In some past threads we've talked about the formula cGC
which would stand for:

"There are infinitely many counter examples of the Goldbach Conjecture".

Whether or not one can really prove it, the formula has been at least
intuitively associated with a mathematical unknowability: it's
impossible to know its truth value (and that of its negation ~cGC) in
the natural numbers.

The difficulty to prove such unknowability, impossibility, is that
there are statements that are similar in formulation but yet are
known to be true or false. An example of such is:

"There are infinitely many (even) numbers that are NOT counter
examples of the Goldbach Conjecture".

The difficulty lies in the fact that there have been no formal
logical way to differentiate the 2 kinds of statements, viz-a-viz,
the unknowability, impossibility.

In this thread, we propose a solution to this differentiation
difficulty: semantic _re-interpretation_ of _logical symbols_ .

For example, we could re-interpret the symbol 'Ax' as the
Specifier (as opposed to Quantifier) "This x", and 'Ex' as
the Specifier "That x". And if, for a formula F written in L(PA)
(or the language of arithmetic), there can be 2 different
"structures" under the re-interpretations in one of which F is true
and the other F is false, then we could say we can prove
the impossibility of the truth value of F as an arithmetic
formula in the canonical interpretation of the logical
symbols 'Ax' and 'Ex'.

(Obviously under this re-interpretation what we'd mean as a language
"structure" would be different than a canonical "structure").

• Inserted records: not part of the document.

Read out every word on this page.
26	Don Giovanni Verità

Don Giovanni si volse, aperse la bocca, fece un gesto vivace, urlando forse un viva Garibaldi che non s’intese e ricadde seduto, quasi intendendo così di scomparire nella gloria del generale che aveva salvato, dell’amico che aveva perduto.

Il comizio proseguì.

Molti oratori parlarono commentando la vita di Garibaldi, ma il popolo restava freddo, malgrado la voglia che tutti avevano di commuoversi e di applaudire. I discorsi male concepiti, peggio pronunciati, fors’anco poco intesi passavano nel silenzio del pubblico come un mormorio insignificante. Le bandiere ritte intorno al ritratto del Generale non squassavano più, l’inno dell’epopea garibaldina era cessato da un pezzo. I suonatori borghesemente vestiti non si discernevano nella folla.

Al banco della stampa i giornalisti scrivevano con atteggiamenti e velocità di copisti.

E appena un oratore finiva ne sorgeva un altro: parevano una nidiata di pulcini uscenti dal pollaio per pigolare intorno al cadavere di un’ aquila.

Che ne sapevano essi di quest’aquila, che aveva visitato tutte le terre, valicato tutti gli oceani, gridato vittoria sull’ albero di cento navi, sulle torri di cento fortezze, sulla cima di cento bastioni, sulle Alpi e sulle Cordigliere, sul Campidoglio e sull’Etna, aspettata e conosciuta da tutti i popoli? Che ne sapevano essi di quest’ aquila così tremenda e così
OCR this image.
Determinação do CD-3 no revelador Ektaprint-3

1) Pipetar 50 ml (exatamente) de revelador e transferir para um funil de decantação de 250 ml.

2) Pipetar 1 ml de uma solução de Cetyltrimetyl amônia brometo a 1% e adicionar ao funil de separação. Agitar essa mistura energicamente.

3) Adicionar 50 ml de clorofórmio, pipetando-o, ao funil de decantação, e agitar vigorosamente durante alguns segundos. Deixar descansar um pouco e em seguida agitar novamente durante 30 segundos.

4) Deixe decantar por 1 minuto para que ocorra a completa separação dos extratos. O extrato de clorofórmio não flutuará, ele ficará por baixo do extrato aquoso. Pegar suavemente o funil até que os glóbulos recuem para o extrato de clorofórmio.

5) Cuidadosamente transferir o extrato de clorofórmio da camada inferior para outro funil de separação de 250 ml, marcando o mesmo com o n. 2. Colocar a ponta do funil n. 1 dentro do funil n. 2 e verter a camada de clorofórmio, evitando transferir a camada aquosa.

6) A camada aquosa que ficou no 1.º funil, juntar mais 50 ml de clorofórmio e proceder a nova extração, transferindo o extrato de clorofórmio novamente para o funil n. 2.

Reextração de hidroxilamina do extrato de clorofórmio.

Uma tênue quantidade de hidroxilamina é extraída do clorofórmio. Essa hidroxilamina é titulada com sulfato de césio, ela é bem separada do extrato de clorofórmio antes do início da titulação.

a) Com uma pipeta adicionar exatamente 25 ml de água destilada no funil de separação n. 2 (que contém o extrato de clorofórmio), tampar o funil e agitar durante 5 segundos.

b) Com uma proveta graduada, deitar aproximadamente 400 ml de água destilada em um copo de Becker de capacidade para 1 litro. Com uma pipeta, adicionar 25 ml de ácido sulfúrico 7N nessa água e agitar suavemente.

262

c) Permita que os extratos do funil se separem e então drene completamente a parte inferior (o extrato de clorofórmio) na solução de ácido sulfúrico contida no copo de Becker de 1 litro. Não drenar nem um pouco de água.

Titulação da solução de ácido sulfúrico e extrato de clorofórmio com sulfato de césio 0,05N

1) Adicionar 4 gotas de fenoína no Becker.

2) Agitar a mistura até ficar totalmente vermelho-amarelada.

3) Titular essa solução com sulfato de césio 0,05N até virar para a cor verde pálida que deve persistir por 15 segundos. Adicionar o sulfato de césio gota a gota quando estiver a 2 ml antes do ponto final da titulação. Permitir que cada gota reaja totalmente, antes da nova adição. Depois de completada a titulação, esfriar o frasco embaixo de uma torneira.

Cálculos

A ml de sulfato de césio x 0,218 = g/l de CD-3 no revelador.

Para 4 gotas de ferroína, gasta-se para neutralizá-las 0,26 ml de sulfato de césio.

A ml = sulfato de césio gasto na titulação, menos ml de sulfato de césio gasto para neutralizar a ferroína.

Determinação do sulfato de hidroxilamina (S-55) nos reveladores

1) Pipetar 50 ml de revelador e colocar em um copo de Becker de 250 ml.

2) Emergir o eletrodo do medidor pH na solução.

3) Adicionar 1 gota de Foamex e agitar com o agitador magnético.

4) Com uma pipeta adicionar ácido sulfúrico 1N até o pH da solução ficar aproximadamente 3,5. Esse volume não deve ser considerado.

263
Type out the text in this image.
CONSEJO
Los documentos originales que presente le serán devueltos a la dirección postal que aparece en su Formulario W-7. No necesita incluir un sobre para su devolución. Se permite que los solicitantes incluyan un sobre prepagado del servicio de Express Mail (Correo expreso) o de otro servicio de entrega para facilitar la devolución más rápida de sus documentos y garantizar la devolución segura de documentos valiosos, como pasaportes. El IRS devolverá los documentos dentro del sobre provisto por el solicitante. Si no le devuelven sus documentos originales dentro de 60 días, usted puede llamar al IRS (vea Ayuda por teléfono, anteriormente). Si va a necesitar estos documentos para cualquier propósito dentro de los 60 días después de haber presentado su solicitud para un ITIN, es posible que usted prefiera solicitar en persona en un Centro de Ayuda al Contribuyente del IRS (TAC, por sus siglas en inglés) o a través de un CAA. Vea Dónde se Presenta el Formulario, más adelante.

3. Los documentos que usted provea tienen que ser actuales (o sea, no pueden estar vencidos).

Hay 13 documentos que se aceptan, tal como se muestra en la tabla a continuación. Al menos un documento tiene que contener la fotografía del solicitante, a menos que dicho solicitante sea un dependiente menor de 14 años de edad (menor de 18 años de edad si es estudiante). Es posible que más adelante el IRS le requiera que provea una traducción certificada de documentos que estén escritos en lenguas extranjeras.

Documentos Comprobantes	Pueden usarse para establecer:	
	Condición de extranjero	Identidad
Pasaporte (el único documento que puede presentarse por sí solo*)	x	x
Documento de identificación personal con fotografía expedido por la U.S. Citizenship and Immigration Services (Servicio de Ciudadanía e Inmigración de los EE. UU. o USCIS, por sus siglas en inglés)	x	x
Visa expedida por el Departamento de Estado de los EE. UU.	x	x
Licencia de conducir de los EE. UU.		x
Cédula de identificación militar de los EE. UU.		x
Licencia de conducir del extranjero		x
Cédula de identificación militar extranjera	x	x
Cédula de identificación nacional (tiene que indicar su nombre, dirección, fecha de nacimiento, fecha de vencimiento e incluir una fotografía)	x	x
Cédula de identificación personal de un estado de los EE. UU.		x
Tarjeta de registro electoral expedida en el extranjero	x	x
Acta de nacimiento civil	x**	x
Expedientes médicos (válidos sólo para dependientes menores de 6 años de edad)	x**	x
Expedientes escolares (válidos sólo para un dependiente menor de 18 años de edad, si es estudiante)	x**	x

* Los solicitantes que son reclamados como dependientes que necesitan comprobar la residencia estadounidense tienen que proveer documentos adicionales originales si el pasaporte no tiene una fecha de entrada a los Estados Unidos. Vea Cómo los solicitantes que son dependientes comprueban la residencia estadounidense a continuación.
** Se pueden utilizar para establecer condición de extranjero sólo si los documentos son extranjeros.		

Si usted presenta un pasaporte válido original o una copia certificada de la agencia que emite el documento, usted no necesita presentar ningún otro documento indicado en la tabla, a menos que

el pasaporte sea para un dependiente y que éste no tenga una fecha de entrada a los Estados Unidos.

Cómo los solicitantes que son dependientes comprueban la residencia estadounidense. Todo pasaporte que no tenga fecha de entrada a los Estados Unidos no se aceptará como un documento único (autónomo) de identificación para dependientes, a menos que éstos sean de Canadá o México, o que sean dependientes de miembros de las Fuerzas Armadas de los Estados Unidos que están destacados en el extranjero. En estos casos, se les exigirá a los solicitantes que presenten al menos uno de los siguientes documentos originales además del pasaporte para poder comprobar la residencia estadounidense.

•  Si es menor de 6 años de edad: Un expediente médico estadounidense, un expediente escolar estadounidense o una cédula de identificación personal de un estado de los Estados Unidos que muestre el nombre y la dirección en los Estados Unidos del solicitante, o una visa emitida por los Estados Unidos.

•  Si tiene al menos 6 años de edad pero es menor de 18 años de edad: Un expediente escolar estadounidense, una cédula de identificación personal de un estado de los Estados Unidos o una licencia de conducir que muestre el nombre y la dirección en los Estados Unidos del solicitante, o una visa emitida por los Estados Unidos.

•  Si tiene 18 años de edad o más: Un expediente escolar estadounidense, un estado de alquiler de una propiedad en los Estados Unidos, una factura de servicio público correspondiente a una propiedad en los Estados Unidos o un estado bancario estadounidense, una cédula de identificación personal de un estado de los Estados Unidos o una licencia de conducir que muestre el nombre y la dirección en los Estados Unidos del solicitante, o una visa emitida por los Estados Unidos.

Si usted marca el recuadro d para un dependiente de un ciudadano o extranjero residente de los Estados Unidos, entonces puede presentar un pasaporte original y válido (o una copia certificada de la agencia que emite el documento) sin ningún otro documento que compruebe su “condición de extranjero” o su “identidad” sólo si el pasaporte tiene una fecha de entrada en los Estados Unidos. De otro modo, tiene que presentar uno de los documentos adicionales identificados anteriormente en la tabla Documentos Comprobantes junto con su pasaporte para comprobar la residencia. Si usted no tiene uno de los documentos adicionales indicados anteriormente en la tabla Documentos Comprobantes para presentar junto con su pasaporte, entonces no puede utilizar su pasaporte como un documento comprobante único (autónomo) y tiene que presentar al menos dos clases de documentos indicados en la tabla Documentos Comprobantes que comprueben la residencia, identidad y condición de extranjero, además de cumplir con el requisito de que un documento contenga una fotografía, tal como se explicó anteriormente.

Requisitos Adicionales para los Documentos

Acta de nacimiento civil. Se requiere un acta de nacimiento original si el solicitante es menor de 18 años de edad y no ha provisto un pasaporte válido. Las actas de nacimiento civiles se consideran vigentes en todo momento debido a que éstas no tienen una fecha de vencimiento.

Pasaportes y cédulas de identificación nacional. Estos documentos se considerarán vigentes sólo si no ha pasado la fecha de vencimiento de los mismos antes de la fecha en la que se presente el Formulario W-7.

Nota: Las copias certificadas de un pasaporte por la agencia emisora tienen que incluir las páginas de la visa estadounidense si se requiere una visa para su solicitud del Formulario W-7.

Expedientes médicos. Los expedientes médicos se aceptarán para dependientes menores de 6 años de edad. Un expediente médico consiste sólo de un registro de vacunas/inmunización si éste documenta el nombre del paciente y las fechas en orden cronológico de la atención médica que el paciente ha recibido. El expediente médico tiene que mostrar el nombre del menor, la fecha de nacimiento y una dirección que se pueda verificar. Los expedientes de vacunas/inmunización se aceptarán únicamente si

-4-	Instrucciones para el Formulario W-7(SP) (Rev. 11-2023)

Again, this is just a proposed solution, and "This x" or "That x"
would be not the only choice of semantic re-interpretation.
As long as the semantic re-interpretation makes sense, logically
at least, it could be used in the solution.

But any constructive dialog on the matter would be welcomed and
appreciated, it goes without saying.

There is no remainder in the mathematics of infinity.